Soil Erosion and Degradation

Mains Marks Booster     5th August 2023        


  • The erosion of the top layer of the soil which is also known as topsoil is referred to as soil erosion. Many variables influence the pace of soil erosion, including the composition of the soil, vegetation, the strength of wind and rain and anthropogenic factors.
  • Soil erosion can be a sluggish process that goes unnoticed for a long time, or it can happen quickly and cause a significant loss of topsoil. Soil loss on farms may result in diminished agricultural production potential, worse surface water quality, and impaired drainage systems. Sinkholes might also be caused by soil erosion. 

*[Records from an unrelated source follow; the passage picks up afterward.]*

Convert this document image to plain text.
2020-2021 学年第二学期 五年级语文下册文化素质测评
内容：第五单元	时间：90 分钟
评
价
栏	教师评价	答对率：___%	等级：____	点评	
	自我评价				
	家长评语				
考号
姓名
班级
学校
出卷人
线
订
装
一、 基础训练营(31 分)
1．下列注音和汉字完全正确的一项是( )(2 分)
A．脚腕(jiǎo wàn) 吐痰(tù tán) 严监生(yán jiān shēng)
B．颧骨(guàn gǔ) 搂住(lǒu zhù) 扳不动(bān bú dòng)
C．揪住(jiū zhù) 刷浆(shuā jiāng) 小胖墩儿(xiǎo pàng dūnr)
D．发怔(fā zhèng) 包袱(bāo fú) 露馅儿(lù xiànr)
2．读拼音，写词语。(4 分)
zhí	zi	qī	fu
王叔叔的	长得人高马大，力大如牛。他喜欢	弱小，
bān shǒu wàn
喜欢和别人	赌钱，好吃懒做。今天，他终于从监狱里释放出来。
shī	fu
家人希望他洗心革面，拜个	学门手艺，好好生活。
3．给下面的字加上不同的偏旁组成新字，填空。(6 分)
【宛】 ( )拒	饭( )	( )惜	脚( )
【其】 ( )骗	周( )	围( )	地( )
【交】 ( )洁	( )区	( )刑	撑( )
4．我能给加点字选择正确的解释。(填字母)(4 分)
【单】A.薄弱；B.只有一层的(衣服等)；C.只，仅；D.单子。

  • Natural and anthropogenic factors contribute to soil erosion in fields, including wind and water run-offs, as well as poor farming management. 

Natural Factors

  • Strong winds: Heavy winds remove dry microscopic soil particles, which is a common problem in semi-arid locations, leading to desertification.
  • Climate change: Abnormal rainfall or temperature swings devastate the field surface. Another consequence of climate change on soil erosion is reduced plant growth, which diminishes field cover and exposes it to rains and winds.
  • Rainfall and Flooding: Excessive rain washes away topsoil particles, while huge raindrops impact the field surface and damage it with forceful splashes. Running currents during floods are another source of soil erosion.
  • Wildfires: Water runoff is slowed by trees and plants. When forests or buffer zones are burned by wildfires, water streams have no impediments. 

Anthropogenic factors

  • Poor Farming Practices: Soil erosion is primarily caused by poor farm management practices such as excessive fertilization, conventional tillage, mono-cropping, and overgrazing.
  • Mono-cropping involves growing the same crop for multiple seasons, causing field depletion and soil erosion. Conventional tillage, such as moldboard plowing, can cause erosion in fields, while no-till farming prevents it.
  • Excessive use of mineral fertilizers can lead to dehumidification and destruction of soil structure, making it more vulnerable to erosive processes. Irrigation can also cause soil erosion, especially surface irrigation, which removes nutrients and topsoil particles from uneven fields due to gravity.
  • Overgrazing, a common issue, can destroy topsoil cover, but rotational grazing and cover crops can help. Terrace farming, on the other hand, prevents erosion by slowing down water streams on platforms.
  • Deforestation: Any tree felling, whether for wood or to expand agricultural fields for oil palm production, might hasten erosive processes. Clear-cutting, which involves removing all or most of the trees, exposes the forestlands the most. 

Impact of soil erosion

  • Agriculture: Heavy machinery and overgrazing contribute to field salinization, worsening water infiltration and erosion. Over time, eroded farmlands degrade, causing negative effects like depletion of topsoil, planting material, water pollution, and acidification.
  • Loss of biodiversity: Eroded lands cause vegetation decay, affecting flora and fauna, leading to ecosystem imbalance and loss of natural habitats, affecting both flora and fauna.
  • Clogging and pollution: Siltation and blockage of waterways are long-term impacts of soil erosion. In addition, eroded particles choke dams and water pumps. Water currents from fields frequently carry pollutants that are harmful to humans, animals, and the environment. They also contaminate drinking water.
  • Desertification: Desertification is largely caused by soil erosion. It turns the areas with a living environment into deserts. Additionally, this results in soil deterioration, biodiversity loss, and different ecological changes. 

Soil erosion prevention

  • Planting vegetation, including grass, trees, and shrubs, effectively prevents soil erosion by binding soil together, reducing raindrop and wind impact, and absorbing excess water, slowing runoff and allowing infiltration.
  • Applying layer of mulch protects soil from raindrops, reduces runoff, retains moisture, promotes healthier plant growth, and protects soil surface.
  • Efficient irrigation practices, like drip irrigation or precision sprinklers, minimize soil runoff, prevent erosion, and maintain stability by managing timing and avoiding over-irrigation.
  • Raising soil conservation awareness, educating farmers, and promoting sustainable land management practices contribute to long-term soil preservation. 


  • It's vital to keep in mind that depending on the region, temperature, soil type, and land use practices, different solutions may be required to address soil erosion. The most successful method for preventing soil erosion and preserving this important natural resource is often to combine these measures and adapt them to the local conditions.